What gives you optimism right now?
What gives me optimism is that science has a sort of intrinsic way of renewing itself generationally. I think that science regularly needs change, and it needs a lot of it now. But we could either try to change old people like me, or we just let the young people take over, so that’s where my optimism comes in. I see young people just learning AI, applying new approaches to science and loving science in the same way that we did but approaching it in a very different way. So that’s where my optimism is, that it doesn’t really matter how we redirect science; they will redirect it for us.
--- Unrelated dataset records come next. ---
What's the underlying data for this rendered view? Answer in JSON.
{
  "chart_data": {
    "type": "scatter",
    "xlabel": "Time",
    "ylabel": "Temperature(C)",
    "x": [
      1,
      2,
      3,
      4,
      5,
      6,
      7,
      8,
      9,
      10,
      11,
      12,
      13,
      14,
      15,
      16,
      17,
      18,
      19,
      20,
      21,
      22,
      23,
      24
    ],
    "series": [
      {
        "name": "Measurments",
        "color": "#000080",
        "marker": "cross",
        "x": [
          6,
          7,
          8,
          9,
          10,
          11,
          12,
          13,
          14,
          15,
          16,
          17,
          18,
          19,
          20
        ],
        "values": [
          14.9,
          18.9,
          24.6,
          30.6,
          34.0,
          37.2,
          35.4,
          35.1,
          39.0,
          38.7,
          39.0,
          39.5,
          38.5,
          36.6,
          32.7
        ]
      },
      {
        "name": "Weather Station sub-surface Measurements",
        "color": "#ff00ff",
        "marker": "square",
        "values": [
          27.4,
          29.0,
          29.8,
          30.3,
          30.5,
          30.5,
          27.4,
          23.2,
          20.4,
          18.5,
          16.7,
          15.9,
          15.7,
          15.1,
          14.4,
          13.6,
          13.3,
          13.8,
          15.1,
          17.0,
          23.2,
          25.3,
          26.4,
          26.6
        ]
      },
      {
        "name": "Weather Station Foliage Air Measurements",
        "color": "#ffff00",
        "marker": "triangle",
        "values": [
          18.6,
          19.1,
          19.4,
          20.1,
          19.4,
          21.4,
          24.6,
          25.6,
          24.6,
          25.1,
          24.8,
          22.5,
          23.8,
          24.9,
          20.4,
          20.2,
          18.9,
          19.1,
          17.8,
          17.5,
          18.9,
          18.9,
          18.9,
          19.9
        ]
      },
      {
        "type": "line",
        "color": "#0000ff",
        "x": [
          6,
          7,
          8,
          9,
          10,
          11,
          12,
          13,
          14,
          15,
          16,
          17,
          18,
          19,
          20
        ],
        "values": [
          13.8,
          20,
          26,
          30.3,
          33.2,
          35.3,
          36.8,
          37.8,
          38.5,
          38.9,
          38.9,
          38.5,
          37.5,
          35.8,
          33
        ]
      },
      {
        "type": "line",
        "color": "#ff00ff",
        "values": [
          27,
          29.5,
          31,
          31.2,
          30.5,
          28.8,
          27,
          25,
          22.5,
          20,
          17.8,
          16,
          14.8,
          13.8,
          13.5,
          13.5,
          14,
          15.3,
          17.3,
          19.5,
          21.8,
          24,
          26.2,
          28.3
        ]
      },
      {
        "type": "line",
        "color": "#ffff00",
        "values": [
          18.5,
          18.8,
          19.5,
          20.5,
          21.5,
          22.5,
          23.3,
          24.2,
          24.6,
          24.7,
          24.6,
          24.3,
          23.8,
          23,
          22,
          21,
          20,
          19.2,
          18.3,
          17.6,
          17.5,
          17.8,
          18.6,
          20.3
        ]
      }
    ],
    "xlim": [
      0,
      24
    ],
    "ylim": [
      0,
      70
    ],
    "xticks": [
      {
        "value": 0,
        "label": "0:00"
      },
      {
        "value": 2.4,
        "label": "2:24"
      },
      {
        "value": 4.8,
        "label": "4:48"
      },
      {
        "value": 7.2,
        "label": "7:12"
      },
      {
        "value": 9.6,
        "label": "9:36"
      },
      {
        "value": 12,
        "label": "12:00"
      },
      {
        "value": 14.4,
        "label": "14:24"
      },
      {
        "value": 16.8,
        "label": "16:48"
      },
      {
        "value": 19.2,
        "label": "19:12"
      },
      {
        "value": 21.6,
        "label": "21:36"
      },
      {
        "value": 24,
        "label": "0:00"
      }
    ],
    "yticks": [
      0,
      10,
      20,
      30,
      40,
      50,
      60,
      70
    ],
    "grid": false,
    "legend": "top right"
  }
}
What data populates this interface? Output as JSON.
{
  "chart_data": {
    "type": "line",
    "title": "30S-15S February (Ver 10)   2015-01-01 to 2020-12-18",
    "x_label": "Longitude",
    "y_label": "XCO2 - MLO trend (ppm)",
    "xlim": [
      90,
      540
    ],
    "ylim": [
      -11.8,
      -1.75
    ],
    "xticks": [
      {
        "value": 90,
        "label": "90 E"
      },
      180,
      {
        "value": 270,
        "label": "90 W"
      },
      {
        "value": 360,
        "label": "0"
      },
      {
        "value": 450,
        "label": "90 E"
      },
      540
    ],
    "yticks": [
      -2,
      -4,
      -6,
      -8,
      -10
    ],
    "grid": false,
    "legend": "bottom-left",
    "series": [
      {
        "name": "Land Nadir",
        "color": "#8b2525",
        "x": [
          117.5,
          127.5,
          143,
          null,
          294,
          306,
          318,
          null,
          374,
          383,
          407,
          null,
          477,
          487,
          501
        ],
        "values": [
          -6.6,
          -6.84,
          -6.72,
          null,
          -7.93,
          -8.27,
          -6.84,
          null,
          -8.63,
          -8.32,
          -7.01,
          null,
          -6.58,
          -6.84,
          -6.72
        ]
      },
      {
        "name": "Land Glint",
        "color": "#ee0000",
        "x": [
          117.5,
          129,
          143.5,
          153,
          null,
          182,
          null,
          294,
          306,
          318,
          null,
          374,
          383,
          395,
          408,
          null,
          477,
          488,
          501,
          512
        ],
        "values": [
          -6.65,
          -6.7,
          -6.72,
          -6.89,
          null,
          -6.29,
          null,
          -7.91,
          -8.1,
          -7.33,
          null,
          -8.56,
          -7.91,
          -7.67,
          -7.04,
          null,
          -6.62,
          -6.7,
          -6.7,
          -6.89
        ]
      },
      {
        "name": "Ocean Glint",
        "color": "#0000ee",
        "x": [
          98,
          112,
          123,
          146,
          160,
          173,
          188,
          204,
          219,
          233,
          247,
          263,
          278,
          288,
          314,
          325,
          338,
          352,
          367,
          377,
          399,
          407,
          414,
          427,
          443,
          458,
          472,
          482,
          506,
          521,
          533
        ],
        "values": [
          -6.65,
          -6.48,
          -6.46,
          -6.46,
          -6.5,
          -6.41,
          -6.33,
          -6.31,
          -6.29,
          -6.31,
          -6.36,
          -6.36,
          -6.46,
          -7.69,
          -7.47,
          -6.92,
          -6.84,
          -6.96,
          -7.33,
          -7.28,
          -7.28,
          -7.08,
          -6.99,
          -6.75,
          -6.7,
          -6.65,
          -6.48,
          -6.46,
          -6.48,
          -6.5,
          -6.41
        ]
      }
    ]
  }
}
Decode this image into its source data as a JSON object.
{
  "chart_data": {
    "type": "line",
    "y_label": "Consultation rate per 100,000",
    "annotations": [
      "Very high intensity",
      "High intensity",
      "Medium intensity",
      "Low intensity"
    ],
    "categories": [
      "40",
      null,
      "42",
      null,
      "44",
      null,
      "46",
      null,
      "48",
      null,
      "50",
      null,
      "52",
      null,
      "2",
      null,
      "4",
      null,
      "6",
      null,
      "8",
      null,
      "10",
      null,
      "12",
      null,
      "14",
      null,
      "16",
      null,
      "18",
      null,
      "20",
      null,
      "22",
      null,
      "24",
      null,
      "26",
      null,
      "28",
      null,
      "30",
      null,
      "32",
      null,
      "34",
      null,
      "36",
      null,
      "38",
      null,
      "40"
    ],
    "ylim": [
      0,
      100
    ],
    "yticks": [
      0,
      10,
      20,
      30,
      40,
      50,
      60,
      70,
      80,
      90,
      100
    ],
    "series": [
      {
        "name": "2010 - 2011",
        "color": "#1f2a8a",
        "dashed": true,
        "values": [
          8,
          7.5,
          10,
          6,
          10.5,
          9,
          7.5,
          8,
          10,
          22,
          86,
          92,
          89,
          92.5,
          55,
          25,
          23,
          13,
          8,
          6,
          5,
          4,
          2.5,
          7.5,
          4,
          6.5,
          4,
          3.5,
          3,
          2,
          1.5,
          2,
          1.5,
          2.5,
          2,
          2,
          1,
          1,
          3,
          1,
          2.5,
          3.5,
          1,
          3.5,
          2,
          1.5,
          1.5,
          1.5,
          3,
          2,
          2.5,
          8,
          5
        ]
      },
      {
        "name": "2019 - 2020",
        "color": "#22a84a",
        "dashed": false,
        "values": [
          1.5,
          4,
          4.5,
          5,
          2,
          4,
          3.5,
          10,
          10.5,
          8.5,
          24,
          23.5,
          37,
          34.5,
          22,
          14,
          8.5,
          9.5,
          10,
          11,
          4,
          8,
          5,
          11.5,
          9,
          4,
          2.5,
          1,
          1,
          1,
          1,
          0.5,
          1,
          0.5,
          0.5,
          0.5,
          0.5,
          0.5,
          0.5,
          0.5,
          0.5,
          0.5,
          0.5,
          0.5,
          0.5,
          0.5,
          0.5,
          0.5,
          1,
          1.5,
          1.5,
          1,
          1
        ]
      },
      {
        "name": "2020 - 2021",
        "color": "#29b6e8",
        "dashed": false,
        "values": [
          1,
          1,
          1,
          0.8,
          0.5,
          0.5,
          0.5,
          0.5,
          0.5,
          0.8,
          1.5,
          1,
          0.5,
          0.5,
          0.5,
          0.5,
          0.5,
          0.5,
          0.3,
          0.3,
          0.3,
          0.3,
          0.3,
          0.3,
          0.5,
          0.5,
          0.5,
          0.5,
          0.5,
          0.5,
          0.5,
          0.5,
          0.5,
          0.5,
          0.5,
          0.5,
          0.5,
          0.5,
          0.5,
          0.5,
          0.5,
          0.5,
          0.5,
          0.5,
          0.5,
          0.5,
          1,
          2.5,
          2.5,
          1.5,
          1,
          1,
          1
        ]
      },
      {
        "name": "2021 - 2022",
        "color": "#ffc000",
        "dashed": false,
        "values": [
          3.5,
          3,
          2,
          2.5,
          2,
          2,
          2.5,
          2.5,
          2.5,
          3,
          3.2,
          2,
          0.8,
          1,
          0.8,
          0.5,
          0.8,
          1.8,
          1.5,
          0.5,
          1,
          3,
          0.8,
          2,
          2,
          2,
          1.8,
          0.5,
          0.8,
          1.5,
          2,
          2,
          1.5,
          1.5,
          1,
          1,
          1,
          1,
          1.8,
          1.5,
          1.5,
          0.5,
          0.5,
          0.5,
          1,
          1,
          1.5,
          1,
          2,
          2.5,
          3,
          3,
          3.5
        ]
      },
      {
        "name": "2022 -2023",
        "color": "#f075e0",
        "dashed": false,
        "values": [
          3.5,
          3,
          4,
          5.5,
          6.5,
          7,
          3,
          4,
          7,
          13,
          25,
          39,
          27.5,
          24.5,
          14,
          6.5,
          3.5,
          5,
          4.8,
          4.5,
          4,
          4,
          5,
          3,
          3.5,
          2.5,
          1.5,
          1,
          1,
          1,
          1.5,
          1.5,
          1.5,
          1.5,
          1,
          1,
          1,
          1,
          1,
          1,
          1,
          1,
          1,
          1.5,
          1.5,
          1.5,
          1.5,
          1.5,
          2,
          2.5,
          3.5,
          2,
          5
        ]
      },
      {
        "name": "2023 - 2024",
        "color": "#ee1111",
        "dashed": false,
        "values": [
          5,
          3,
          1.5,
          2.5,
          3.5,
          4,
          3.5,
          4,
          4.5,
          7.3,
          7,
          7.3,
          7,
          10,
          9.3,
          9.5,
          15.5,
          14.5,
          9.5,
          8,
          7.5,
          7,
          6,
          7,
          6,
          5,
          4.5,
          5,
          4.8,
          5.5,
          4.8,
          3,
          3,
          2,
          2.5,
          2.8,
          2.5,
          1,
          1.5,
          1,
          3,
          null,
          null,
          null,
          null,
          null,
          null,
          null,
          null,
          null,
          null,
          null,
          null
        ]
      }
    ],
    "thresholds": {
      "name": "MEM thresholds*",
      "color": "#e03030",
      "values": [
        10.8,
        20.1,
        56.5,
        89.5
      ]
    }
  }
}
I think AI will have a tremendous impact in science. Not everybody’s willing to accept that; people don’t like to accept things that may change them or displace them. But from a rational perspective, I think AI will have tremendously positive effects in science. It will help us deal with information overload. It will help us to do things faster, more efficiently. And I see the young crowd just totally buying into that. They are sold completely.
What’s your best advice for an early-career scientist?
Pick a good topic. I think that just following in other people's footsteps isn’t always the best thing to do. I tell my students that it’s really not that hard to predict the future. Usually, it’s all around you; you just have to see it. So I just tell them to open their eyes and see.
There are things that may not be big today but that seem exciting and improvable. Go with that, you know? You can either be first or best in a field. It’s much easier to be first. There are a lot of smart people in science, so trying to be best in a field that’s been around for 30 years, it’s really hard. Being early and being at the frontier of a field is sometimes the better way to make a career.
How has your field changed in the past few years?
I’m in materials design and development, and that has gone through a few revolutions. In the 1990s, the field of computing led to computational modeling of materials. In the past five years, machine learning has radically transformed the ability to model systems, to do bigger things. I think we’re seeing a truly transformative effect of machine learning and AI. It’s on a rocket booster, honestly, moving unbelievably fast.